Beyond that, what matters most is WINNING ON THE ROAD.

Winning any quality tournament is difficult. But, talent being roughly equal, which team would you pick?

*Team A, with its entire roster. Players sleeping in their own beds. Driving a mile or two to the rink. Playing before local support. Close calls going their way. Favorable scheduling and bracketing.

*Team B, with a roster decimated by work schedules, lack of cash flow and players who won’t travel. A non-stop party going on at the hotel. Driving hours to another town, or renting cars and claiming bags after flying. Rattled by hostile spectators. Screwed on close calls. A path to the championship game that resembles the Bataan Death March.

Both descriptions are exaggerated, except when they’re not. But road teams clearly conquer the odds by winning big tournaments.

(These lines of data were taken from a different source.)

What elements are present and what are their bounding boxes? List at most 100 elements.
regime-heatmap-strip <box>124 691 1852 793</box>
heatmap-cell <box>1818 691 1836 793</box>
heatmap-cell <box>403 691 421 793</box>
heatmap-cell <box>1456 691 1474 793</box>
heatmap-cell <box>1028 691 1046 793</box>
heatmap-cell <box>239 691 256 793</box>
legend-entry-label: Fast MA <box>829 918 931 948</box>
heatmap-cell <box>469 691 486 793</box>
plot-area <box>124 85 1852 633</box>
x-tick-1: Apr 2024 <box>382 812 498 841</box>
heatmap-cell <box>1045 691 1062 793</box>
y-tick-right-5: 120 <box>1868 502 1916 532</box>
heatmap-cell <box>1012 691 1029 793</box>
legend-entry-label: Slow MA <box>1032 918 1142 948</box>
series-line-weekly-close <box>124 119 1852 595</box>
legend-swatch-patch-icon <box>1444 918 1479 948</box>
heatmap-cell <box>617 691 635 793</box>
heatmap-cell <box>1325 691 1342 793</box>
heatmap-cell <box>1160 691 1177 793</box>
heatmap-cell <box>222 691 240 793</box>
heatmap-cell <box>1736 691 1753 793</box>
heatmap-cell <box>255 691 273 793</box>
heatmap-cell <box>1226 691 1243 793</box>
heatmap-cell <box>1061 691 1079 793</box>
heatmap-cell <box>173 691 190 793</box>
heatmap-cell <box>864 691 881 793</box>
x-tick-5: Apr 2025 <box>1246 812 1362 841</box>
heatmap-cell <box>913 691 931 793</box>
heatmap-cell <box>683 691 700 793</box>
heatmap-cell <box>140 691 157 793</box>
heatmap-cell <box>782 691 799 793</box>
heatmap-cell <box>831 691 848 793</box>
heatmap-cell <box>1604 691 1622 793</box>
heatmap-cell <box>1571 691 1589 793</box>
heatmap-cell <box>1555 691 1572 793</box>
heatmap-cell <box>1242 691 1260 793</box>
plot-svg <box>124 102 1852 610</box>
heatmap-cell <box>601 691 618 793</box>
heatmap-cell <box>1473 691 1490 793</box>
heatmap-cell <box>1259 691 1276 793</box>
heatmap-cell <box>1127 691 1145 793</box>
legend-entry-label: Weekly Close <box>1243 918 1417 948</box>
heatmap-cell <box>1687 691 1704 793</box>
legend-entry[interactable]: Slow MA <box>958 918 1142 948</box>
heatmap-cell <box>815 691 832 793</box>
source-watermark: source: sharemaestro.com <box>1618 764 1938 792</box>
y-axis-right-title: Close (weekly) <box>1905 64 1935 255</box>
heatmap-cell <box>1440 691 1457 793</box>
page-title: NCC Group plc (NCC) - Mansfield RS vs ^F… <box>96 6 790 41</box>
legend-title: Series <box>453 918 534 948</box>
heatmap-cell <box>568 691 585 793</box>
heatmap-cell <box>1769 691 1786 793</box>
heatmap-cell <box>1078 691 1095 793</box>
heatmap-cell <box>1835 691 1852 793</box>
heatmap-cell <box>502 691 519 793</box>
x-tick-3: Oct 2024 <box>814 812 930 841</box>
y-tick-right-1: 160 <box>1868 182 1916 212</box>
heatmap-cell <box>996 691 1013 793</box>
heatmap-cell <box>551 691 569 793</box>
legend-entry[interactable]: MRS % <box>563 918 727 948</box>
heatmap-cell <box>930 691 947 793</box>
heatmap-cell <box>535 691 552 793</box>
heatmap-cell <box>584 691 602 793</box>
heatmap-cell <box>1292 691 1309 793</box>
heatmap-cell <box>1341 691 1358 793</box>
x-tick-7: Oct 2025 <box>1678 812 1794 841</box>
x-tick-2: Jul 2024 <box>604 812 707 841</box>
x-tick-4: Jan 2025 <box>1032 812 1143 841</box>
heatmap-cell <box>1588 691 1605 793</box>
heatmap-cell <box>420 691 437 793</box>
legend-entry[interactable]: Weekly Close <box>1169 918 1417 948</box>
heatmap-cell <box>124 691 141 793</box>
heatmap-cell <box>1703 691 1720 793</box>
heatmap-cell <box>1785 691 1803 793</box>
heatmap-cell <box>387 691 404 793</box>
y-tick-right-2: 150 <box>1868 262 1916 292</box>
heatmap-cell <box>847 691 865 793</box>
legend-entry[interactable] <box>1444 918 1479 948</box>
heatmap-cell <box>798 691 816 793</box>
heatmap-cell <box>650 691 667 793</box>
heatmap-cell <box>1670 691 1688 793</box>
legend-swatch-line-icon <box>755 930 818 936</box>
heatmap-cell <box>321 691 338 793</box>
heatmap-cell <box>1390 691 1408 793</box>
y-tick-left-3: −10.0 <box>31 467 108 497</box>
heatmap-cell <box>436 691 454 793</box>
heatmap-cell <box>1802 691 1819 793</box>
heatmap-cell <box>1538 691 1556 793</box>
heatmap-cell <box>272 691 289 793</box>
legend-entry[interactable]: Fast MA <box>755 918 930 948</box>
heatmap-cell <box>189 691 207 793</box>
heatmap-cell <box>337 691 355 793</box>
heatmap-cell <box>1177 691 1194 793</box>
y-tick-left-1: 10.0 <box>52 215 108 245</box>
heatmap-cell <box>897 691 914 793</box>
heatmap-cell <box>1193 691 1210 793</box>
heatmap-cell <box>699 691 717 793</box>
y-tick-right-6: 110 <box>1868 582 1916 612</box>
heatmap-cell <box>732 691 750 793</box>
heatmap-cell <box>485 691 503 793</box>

Lots of tournaments have gone largely local. The economy is tight, and many teams got tired of the scenario facing Team B.

No point boring anyone with horror stories regarding homer officiating. But no tournament director sits down with the referees and says, “Make sure the home team wins.” On a close call, however, refs usually give benefit of the doubt to the guy they’re going to see tomorrow, not the guy they won’t see until next year. Easy decision. But home-team favoritism and domination is bad for business. Numbers drop.

Advice to tournament directors: IMPORT A FEW REFEREES. I always do so for my national tournament in April. Heightens credibility.

Hats off to any team that hits the road and comes back a champion. Makes the trip home a LOT EASIER.